Tee hee. Good timely post here. As the recipient of some variety of "Chocolate for a Woman's Soul" book every year from my mother-in-law, I can attest to the aggravation of the poorly chosen book present. (My mother-in-law is so nice, though, I just don't have the heart to tell her those books are part of an evil empire that she should stop supporting. The things we do for love.)

Tripp said...

My father-in-law is the same except that his go-to book gift, one of his favorites, is the latest Clive Cussler. Now, he was never Alan Furst, but his 70s and 80s books were pretty good. The recent stuff is so weak that my local used shop won't take them as trade-ins.

Taking a quick look at Amazon I can see your mother-in-law can lay many a "Chocolate For" volume on you.

Anonymous said...

I think I have you both beat. My mother in law favors the "inspirational story of the Christian athlete whose ghost writer is really not a good writer either." Yet she tries so hard to come up with something good that I can't bring myself to return them.
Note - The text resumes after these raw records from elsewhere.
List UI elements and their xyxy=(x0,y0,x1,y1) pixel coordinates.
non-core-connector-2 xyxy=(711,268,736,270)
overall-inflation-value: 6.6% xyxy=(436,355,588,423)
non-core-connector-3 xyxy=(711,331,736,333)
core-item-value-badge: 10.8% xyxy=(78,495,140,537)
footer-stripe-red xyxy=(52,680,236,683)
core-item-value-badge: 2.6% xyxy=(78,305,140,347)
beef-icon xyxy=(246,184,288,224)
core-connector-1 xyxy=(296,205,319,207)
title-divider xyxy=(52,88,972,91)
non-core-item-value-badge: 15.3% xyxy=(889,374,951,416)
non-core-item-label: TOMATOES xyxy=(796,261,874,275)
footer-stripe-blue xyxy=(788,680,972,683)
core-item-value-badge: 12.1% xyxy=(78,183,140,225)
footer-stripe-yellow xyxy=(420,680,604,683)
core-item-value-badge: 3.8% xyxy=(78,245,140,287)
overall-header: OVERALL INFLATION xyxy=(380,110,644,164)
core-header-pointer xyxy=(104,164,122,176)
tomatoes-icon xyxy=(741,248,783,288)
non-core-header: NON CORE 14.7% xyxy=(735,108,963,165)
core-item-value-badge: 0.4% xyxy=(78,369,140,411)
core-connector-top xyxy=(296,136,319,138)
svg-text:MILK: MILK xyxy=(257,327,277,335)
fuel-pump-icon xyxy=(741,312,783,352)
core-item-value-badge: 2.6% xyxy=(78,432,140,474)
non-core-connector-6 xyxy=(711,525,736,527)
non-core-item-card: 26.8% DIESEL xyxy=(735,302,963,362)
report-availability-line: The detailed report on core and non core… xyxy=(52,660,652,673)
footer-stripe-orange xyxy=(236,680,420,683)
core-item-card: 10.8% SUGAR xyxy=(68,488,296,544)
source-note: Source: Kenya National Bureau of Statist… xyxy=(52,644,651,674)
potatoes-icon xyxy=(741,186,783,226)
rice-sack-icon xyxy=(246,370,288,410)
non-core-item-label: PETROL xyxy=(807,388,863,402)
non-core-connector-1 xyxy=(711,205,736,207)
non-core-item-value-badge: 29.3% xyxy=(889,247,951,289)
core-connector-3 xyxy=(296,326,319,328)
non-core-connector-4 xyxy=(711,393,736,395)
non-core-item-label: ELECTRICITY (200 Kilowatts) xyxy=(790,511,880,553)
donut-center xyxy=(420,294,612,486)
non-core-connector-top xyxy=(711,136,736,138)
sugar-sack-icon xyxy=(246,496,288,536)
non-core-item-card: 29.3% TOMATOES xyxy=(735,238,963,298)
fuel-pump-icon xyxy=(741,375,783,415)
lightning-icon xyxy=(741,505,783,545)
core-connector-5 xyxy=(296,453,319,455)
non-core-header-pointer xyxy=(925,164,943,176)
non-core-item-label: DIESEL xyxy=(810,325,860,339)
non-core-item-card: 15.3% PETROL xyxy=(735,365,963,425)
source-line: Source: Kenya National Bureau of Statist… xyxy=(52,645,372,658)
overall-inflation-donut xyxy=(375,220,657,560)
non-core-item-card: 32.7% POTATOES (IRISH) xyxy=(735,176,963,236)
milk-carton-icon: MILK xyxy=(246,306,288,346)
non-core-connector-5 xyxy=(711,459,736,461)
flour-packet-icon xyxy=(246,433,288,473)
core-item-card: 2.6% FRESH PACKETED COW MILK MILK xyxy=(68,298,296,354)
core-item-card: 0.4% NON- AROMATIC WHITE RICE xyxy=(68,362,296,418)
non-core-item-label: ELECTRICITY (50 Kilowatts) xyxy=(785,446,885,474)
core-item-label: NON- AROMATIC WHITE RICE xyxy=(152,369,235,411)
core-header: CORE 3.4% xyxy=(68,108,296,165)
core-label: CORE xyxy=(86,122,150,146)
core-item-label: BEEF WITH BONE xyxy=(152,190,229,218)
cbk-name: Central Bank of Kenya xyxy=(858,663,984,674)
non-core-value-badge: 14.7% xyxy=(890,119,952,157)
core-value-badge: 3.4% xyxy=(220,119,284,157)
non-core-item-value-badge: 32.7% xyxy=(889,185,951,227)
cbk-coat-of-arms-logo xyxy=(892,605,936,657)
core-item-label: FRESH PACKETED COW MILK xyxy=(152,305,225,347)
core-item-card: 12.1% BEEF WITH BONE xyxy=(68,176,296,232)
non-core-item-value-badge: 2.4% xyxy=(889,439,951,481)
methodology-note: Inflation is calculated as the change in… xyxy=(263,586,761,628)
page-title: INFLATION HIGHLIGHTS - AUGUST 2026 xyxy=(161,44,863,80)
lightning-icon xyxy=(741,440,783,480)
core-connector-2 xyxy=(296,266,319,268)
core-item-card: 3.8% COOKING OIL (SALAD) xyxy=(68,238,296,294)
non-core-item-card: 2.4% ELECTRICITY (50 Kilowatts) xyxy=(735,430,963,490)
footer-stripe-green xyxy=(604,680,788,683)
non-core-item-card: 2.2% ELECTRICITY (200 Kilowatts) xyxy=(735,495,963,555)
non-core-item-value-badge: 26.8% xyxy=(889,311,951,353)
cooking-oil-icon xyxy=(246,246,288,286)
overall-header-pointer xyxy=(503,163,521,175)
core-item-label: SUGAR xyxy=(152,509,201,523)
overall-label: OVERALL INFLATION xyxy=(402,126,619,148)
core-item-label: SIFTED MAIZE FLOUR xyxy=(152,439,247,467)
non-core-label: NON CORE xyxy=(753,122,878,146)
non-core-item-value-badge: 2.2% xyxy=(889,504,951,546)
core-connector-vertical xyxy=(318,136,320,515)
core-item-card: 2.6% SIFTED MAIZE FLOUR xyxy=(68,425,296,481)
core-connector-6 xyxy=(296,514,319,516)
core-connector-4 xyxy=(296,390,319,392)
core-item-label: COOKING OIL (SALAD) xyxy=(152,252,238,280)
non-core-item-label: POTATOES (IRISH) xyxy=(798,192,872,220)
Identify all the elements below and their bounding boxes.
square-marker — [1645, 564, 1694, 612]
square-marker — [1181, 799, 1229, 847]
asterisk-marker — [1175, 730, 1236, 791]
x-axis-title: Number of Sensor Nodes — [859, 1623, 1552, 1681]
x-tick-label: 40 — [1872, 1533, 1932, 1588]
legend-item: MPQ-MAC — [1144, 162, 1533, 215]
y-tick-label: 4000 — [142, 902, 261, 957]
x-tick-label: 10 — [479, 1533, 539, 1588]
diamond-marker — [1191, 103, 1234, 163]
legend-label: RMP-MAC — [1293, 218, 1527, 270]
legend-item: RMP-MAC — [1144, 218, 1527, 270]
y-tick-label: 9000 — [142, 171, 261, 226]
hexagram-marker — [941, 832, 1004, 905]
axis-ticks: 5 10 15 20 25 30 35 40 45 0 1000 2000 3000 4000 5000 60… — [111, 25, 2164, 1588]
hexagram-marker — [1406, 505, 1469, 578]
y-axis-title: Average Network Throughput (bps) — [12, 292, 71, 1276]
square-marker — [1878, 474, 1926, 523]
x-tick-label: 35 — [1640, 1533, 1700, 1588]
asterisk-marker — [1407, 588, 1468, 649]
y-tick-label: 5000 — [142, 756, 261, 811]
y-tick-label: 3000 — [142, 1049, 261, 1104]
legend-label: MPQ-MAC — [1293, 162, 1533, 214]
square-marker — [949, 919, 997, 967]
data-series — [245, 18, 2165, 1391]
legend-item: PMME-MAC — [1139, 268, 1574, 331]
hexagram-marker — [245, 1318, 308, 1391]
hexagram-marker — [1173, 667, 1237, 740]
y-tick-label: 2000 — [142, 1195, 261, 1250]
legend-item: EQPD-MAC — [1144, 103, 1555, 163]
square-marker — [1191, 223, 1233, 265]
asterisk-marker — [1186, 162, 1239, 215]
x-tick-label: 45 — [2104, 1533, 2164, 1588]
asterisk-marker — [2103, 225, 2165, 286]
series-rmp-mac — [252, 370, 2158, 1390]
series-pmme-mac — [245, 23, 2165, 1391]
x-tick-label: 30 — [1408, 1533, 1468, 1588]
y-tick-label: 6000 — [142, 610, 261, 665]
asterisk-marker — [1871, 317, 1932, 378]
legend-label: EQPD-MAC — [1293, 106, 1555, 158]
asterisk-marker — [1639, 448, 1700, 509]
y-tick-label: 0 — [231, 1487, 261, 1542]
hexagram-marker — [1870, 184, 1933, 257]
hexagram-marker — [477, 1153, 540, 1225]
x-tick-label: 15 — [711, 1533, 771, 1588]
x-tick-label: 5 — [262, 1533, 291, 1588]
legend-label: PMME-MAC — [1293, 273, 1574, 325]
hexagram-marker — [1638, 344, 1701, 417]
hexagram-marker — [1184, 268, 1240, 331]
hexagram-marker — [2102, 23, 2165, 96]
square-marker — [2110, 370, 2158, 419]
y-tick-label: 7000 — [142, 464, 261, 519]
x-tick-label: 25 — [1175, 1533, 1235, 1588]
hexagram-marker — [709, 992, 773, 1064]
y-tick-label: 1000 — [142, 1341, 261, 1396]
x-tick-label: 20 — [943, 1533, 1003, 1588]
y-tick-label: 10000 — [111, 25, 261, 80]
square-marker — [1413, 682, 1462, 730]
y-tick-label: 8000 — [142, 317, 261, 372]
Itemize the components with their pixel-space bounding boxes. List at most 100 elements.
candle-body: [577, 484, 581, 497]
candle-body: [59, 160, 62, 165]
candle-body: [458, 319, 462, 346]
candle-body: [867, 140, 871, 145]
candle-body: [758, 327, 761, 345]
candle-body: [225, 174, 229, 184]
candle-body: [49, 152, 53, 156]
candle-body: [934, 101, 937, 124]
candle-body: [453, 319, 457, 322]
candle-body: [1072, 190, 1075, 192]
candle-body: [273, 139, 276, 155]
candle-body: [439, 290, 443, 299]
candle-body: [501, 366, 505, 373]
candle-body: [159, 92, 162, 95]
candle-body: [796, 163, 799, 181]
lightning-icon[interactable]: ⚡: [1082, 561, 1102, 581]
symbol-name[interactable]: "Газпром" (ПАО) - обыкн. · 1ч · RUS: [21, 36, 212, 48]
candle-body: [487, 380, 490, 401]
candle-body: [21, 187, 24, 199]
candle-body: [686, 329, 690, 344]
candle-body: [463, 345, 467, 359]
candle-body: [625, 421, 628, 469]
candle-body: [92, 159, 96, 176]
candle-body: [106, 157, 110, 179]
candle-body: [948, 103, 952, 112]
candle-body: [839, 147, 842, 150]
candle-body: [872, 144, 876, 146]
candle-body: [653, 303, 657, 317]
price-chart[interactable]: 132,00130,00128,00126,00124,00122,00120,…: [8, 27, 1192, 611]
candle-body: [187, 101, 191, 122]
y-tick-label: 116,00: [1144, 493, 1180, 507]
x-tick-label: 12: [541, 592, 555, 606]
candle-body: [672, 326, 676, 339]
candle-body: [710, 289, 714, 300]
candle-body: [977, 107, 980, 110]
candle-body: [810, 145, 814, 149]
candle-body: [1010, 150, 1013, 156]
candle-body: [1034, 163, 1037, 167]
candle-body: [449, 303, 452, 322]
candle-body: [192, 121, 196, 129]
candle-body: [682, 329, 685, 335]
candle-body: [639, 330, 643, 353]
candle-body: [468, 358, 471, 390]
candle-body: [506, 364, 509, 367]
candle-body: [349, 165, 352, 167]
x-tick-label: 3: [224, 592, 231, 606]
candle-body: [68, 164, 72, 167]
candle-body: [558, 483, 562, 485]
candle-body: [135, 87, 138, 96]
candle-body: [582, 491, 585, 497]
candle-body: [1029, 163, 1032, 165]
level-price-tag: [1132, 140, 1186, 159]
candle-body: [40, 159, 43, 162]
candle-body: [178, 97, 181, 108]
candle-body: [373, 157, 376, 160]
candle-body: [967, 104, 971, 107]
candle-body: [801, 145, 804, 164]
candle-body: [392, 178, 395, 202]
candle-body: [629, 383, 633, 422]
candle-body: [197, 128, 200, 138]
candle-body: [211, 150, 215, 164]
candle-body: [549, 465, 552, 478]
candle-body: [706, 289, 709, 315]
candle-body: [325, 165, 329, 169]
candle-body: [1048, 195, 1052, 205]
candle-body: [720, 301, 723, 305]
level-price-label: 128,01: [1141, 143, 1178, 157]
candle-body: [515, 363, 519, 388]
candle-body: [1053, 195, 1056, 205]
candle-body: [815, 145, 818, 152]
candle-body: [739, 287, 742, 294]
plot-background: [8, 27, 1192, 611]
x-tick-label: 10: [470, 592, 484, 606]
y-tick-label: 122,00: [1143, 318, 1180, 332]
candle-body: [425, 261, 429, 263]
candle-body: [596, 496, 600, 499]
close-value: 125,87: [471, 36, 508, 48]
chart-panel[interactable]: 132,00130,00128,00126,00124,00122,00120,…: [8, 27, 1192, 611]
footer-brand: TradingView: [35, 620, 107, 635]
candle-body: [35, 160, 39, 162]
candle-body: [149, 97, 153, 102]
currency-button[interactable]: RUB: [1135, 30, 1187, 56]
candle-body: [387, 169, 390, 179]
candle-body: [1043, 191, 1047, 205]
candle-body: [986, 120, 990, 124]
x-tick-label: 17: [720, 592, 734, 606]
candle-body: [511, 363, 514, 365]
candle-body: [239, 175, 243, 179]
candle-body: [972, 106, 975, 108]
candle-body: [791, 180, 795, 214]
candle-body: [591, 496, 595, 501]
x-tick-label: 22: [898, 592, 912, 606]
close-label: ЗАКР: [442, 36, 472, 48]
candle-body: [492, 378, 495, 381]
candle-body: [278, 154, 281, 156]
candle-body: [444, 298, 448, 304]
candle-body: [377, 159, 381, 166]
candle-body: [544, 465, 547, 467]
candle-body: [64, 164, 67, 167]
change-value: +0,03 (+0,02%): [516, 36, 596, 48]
Another bad book gift is the gift with the implicit message that is perhaps unwelcome but certainly good for you. I'm pretty sure that my mother in law is not interested in turning me into an NFL quarterback, but she wouldn't mind it if I happened to start reading my bible every day (like Kurt Warner!). SCM

Tripp said...

On a similar note, I suppose giving someone a diet book would be in poor taste.

Brack said...

". . . The quantity of England's money supply surged from 1305 to 1310, and prices of the most humble commodities increased sharply. Eggs, which had cost less than four pence a hundred before 1305, suddenly rose above sixpence in 1306 . . ." p.32

I kid you not.

Tripp said...


A) The price fluctuation of eggs in the 14th century makes for riveting reading.

B) OK, that's not true, but you still own the book at least.

Anonymous said...

Yes, the dread tome lurks on my bookshelf like that creepy-ass toy monkey in Skeleton Crew.